* U.S. crude, gasoline stocks down; imports up - API
* Fed steps in to shore up U.S. economic recovery
* Coming up: U.S. EIA crude, dist, gasoline stocks; 1430
GMT
* For a technical view, click: []
(Adds EIA outlook, China's apparent demand; updates prices)
By Florence Tan
SINGAPORE, Aug 11 (Reuters) - Oil fell below $80 on
Wednesday as a rise in U.S. crude imports and lower refinery
operating rates raised concerns of a stock build in the world's
largest energy consumer.
However, oil prices received some support from steps taken
by the U.S. Federal Reserve to shore up economic recovery,
after bouncing off a one-week low of $79.20 on Tuesday.
U.S. crude had pared losses late after the Fed said it
would would use cash from maturing mortgage bonds it holds to
buy more government debt, knocking the dollar and boosting
equities.
"I think it's positive on the U.S. economy," said Tony
Nunan, a risk manager with Mitsubishi Corp, adding that the
government may have to continue spending to get the economic
recovery back on track.
"Unemployment numbers in the last two months were not so
good. There is a lot of feeling that the economic recovery in
the U.S. has stalled."
U.S. crude for September <CLc1> delivery fell 41 cents to
$79.84 a barrel at 0514 GMT after falling $1.23 to settle at
$80.25 a barrel overnight. Front-month ICE Brent crude <LCOc1>
fell 35 cents to $79.25 a barrel.
U.S. CRUDE IMPORTS UP
Crude imports to the U.S. were up 1.6 million barrels per
day to 10.96 million barrels per day, according to weekly data
from the American Petroleum Institute (API) trade group
released on Tuesday.
However, the data also showed U.S. crude inventories
dropping by 2.2 million barrels in the week to Aug. 6, versus
analysts expectations for a 1.9 million barrel draw.
"We have to get through this grey zone. We need to have
inventories drawn down more," Nunan said.
U.S. refinery utilization fell 2.5 percentage points to
84.2 percent. Gasoline stocks fell 1.5 million barrels,
compared with forecasts for a 200,000 barrel rise. []
Even though U.S. oil demand is expected to end a
four-year-old decline this year by rising 140,000 barrels per
day (bpd), or 0.7 percent, to 18.910 million bpd, analysts are
sceptical.
"We are not sure that these estimates will hold through the
next few months, though, given recent declines in the weekly
figures and a series of disappointing numbers on the economy,"
Peter Beutel, president of trading advisory Cameron Hanover
said in a note.
"We expect demand in the U.S. to end the year very near
unchanged against 2009."
The U.S. government on Tuesday modestly boosted its
forecast for global oil demand growth this year and next, with
developing countries driving consumption despite a slower
outlook for the U.S. economy. []
In its latest monthly report, the U.S. Energy Information
Administration said it expects the West Texas Intermediate
(WTI) spot price to average $81 per barrel in the fourth
quarter of 2010 and $84 per barrel in 2011 on support from a
gradual reduction in global oil inventories.
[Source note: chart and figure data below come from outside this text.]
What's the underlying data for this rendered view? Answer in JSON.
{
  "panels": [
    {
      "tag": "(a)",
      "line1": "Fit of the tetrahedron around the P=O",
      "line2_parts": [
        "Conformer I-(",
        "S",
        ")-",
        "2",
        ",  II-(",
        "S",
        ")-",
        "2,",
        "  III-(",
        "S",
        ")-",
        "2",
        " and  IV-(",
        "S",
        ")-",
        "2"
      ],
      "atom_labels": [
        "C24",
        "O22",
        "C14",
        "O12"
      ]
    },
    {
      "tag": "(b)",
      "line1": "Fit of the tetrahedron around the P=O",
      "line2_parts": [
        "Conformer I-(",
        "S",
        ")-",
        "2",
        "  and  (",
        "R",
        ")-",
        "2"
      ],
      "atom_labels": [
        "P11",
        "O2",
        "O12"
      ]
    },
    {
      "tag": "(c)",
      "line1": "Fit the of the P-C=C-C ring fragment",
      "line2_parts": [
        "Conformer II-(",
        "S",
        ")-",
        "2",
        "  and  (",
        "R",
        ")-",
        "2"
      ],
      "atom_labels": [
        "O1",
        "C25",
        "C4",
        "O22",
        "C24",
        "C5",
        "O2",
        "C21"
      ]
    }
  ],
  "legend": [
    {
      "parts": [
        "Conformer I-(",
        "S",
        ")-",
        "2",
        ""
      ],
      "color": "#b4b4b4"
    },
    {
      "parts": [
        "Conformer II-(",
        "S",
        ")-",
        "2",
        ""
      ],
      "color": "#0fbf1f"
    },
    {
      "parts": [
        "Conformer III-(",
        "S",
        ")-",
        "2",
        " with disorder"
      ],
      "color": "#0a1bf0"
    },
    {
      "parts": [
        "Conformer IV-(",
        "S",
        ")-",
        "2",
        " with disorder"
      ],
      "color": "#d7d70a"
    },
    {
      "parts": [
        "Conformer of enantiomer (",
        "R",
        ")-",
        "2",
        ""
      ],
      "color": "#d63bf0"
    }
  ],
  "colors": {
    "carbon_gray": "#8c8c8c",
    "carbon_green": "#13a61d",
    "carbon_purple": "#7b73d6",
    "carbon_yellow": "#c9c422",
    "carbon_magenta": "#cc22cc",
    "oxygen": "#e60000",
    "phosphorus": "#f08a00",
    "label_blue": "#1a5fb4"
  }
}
In China, an industry association forecast an 11 percent
growth in the country's apparent crude demand this year.
Official data showed refinery output eased in July from a
record in June. [] []
Economic growth in the world's second-largest energy
consumer is slowing slightly, although it still remains robust
as the government steers credit growth back to normal.